Wednesday, May 2, 2012

Managing Later-Life Transitions to Encore Careers

We are experiencing the beginning of a massive demographic transition, particularly in the developed world. The percentage of the population over the age of 50 is exploding, and a growing number of people are looking to change careers later in life. These “encore”careers were the topic among expert panelists at the 2012 Milken Institute GlobalConference.

The discussion started with all four panelists sharing personal stories about their mid-life transition after having successful “first” careers. Over the years, they started getting less and less satisfaction from what they were doing. As Sherry Lansing, CEO of The Sherry Lansing Foundation and founder of EnCorps Teachers Program put it, she “did not want to die at her desk.”

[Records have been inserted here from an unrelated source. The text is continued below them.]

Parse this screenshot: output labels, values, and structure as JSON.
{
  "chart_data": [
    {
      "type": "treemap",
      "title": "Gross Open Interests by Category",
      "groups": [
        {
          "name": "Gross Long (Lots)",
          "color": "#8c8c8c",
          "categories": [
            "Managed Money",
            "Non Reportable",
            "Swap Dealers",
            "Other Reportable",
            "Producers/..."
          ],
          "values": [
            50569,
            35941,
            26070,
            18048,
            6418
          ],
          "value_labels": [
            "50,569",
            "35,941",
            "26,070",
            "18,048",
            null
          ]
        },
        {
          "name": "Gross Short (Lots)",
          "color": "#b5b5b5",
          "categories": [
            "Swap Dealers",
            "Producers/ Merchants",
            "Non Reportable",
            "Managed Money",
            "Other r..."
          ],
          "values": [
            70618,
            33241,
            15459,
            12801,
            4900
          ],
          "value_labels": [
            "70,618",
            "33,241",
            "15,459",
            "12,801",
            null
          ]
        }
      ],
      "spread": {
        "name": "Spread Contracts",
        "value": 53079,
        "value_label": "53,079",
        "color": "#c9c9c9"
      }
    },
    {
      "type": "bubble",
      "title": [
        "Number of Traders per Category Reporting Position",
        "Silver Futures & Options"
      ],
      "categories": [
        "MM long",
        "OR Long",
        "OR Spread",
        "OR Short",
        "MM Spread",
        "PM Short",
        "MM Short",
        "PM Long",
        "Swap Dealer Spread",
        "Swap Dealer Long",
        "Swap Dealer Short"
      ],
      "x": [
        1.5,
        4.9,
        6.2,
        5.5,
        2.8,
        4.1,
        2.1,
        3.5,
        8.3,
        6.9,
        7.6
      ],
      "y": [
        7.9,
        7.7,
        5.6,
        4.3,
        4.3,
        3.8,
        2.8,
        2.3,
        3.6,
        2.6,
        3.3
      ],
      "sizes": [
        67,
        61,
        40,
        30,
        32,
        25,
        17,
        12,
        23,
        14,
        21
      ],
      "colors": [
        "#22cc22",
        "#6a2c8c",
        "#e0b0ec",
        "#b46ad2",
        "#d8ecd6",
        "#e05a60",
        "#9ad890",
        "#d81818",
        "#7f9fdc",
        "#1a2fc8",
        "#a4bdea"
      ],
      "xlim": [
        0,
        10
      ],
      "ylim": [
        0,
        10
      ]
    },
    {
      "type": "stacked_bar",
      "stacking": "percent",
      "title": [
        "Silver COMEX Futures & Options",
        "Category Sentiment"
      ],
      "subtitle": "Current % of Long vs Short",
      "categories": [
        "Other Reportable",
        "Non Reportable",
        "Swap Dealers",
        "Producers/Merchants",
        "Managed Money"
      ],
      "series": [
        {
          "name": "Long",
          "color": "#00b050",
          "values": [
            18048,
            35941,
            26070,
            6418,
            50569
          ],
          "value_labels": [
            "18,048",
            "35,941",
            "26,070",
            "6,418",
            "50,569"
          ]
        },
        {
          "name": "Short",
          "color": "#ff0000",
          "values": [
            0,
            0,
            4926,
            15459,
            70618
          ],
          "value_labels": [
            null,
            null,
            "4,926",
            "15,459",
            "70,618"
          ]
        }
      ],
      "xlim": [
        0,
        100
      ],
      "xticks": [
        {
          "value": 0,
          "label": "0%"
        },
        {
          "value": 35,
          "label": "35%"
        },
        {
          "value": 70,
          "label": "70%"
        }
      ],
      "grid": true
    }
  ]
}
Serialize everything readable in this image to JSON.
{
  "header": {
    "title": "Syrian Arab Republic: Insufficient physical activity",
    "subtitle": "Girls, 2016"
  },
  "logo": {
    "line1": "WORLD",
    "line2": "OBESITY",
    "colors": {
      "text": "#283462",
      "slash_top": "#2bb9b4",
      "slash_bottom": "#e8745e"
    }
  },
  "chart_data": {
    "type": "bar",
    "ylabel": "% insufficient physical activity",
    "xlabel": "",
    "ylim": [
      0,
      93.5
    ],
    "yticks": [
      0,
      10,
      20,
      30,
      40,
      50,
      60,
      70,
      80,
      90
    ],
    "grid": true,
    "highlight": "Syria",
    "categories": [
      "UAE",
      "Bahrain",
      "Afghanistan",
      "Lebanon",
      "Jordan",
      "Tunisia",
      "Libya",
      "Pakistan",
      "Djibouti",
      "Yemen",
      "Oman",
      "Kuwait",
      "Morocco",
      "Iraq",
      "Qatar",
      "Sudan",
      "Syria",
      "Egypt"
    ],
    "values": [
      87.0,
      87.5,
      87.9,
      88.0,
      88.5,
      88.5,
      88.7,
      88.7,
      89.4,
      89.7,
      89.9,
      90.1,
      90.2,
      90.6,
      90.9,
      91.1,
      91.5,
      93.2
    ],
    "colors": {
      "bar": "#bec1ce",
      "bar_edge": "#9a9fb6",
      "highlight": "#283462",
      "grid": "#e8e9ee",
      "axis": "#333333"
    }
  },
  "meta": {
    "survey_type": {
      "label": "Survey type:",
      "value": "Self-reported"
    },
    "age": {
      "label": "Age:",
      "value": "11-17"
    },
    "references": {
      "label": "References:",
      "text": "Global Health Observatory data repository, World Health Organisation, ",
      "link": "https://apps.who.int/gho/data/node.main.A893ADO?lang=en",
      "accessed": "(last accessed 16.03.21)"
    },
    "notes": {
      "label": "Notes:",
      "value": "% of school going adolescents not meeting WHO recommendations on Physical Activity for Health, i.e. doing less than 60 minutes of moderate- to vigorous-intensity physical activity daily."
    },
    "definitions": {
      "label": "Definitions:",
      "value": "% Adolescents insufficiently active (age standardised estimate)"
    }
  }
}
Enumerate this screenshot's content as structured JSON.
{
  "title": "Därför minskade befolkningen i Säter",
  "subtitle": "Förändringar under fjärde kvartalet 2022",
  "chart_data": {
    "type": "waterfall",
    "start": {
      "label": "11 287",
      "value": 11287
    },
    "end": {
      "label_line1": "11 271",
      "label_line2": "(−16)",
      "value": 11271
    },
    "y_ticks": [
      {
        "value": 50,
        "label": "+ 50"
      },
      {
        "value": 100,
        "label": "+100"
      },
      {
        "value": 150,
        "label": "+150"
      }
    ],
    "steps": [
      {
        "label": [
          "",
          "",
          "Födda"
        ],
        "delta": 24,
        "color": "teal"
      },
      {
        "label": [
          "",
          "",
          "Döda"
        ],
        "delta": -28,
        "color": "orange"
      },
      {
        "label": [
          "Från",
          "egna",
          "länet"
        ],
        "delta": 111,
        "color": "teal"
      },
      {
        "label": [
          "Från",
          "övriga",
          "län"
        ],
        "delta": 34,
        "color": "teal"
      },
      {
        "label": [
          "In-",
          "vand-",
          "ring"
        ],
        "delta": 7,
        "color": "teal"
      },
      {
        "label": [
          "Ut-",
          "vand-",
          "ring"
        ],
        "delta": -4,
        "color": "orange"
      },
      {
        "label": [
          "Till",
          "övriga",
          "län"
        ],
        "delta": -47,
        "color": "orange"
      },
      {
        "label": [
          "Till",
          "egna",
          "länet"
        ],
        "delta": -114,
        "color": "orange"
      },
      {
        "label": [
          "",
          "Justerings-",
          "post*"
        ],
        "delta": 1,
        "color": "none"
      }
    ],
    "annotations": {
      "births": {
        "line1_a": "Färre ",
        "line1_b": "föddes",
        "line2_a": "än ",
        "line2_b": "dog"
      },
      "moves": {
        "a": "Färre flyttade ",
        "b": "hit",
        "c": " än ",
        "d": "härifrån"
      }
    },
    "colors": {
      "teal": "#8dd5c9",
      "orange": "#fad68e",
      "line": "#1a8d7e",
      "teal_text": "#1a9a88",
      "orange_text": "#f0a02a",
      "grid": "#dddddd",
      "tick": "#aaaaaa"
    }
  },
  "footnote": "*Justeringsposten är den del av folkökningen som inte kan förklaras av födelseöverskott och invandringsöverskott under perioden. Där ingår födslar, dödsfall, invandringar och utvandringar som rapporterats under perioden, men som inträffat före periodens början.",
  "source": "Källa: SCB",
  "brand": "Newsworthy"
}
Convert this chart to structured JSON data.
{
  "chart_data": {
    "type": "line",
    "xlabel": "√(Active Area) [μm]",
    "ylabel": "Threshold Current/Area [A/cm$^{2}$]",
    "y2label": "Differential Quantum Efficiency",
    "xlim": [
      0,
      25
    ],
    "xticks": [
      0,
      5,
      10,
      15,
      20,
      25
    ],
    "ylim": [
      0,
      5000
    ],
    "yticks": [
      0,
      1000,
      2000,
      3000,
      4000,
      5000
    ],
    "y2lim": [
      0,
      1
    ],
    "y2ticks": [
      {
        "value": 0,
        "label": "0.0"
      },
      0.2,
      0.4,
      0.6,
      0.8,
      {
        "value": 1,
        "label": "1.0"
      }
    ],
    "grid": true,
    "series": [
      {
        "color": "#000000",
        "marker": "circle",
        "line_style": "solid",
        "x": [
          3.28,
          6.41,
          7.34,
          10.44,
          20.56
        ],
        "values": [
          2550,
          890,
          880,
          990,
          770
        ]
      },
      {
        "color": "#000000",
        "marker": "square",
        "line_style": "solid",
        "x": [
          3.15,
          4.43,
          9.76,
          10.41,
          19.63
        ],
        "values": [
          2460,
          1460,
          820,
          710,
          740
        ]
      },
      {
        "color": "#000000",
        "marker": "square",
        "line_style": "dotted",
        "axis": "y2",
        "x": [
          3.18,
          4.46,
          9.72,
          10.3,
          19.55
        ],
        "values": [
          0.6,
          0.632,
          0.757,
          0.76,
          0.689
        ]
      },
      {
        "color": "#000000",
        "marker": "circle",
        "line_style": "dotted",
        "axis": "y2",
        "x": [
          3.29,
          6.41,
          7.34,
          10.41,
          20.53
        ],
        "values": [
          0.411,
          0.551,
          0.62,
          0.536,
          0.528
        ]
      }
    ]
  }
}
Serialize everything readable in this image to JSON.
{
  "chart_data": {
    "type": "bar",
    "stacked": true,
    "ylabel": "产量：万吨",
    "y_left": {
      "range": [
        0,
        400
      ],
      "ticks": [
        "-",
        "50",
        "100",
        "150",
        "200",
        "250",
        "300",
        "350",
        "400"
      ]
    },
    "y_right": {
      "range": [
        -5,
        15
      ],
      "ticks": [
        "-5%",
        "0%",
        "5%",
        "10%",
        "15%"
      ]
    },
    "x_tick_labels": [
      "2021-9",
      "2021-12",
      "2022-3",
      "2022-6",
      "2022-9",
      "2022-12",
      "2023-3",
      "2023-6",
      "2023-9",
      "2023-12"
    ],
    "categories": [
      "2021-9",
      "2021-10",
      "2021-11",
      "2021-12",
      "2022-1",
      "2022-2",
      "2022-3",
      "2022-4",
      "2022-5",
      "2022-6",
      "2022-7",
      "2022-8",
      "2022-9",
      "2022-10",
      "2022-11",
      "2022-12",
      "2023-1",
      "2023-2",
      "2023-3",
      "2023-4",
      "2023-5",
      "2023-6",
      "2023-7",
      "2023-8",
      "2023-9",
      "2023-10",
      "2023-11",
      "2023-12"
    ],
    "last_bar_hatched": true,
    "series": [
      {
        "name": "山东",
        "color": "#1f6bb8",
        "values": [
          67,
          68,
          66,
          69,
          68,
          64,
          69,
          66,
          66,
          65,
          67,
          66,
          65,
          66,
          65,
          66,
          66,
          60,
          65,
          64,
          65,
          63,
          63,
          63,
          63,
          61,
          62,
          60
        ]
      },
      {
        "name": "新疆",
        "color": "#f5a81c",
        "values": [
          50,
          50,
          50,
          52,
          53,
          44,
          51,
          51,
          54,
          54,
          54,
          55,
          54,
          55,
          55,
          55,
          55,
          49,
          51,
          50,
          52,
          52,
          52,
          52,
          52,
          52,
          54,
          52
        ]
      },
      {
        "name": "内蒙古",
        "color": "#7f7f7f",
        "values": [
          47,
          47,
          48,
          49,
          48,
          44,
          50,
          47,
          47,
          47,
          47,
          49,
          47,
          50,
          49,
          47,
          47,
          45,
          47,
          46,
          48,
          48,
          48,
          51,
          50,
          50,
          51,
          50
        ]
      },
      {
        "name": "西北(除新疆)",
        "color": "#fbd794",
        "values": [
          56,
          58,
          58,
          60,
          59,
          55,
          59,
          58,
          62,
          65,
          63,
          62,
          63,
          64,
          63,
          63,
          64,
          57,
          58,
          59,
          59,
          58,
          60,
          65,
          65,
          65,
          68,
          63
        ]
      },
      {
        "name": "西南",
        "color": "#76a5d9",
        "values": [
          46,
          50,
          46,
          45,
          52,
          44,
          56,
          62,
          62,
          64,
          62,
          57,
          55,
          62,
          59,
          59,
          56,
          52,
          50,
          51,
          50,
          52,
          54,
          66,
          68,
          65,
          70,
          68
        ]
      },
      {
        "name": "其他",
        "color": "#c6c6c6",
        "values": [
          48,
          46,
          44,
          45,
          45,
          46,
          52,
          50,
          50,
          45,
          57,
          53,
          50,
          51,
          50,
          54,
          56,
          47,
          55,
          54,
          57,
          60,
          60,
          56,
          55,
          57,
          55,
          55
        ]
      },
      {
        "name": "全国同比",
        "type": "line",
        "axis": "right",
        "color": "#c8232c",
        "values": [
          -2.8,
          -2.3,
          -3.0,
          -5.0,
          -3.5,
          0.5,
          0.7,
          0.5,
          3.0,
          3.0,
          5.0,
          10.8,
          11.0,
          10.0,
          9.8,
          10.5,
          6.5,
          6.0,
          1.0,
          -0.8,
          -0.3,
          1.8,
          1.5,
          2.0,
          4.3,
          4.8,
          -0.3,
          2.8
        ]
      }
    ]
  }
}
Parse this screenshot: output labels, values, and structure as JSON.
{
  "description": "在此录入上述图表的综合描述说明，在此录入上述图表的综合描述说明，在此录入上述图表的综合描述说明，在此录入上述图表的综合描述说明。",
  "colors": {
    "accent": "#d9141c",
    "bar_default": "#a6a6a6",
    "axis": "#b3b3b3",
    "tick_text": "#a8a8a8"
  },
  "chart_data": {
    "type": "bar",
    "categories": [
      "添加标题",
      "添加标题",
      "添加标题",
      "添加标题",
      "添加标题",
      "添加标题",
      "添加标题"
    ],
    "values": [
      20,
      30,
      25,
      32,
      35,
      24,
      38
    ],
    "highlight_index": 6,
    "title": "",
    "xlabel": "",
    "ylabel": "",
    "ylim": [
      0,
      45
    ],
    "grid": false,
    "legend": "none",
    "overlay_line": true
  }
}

However, the panelists noted that people face challenges in making the transitions that they want. For example, there are not programs that provide people older than 50 with the education and internships that are readily available to younger people.

Moderator Paul Irving of the Milken Institute discussed what the perceived obstacles were for most Americans who are looking to make the later life transition, including:
  • Financial insecurity
  • Uncertainty in career choice
  • Not enough information about what careers are in need of them
  • Inadequate support system
  • Inadequate time
A. Barry Rand, CEO of AARP, pointed out that as our population is aging, there is a growing group of younger baby boomers who are taking care of both their children and their parents, which makes the economic insecurity that comes with changing careers even more daunting. Marc Freedman, CEO of Civic Ventures, noted that the financial insecurity issue is compounded by the fact that most healthcare is provided through employers. Lansing noted than in her experience, the average transition takes 18-24 months. Cutting this time down would help alleviate many of the barriers discussed. 

Ron Cordes, co-founder of the Cordes Foundation, used a personal anecdote about his career change to point out that many jobs today are procured through personal and professional networks that can often take years to build. When planning a switch, it is helpful to utilize the networks you already have built, or to start networking ahead of time before making the change.

All agreed that we need programs that match those who want to make a transition with information regarding where the labor needs are in order to create some level of comfort for those who want to change careers later in life.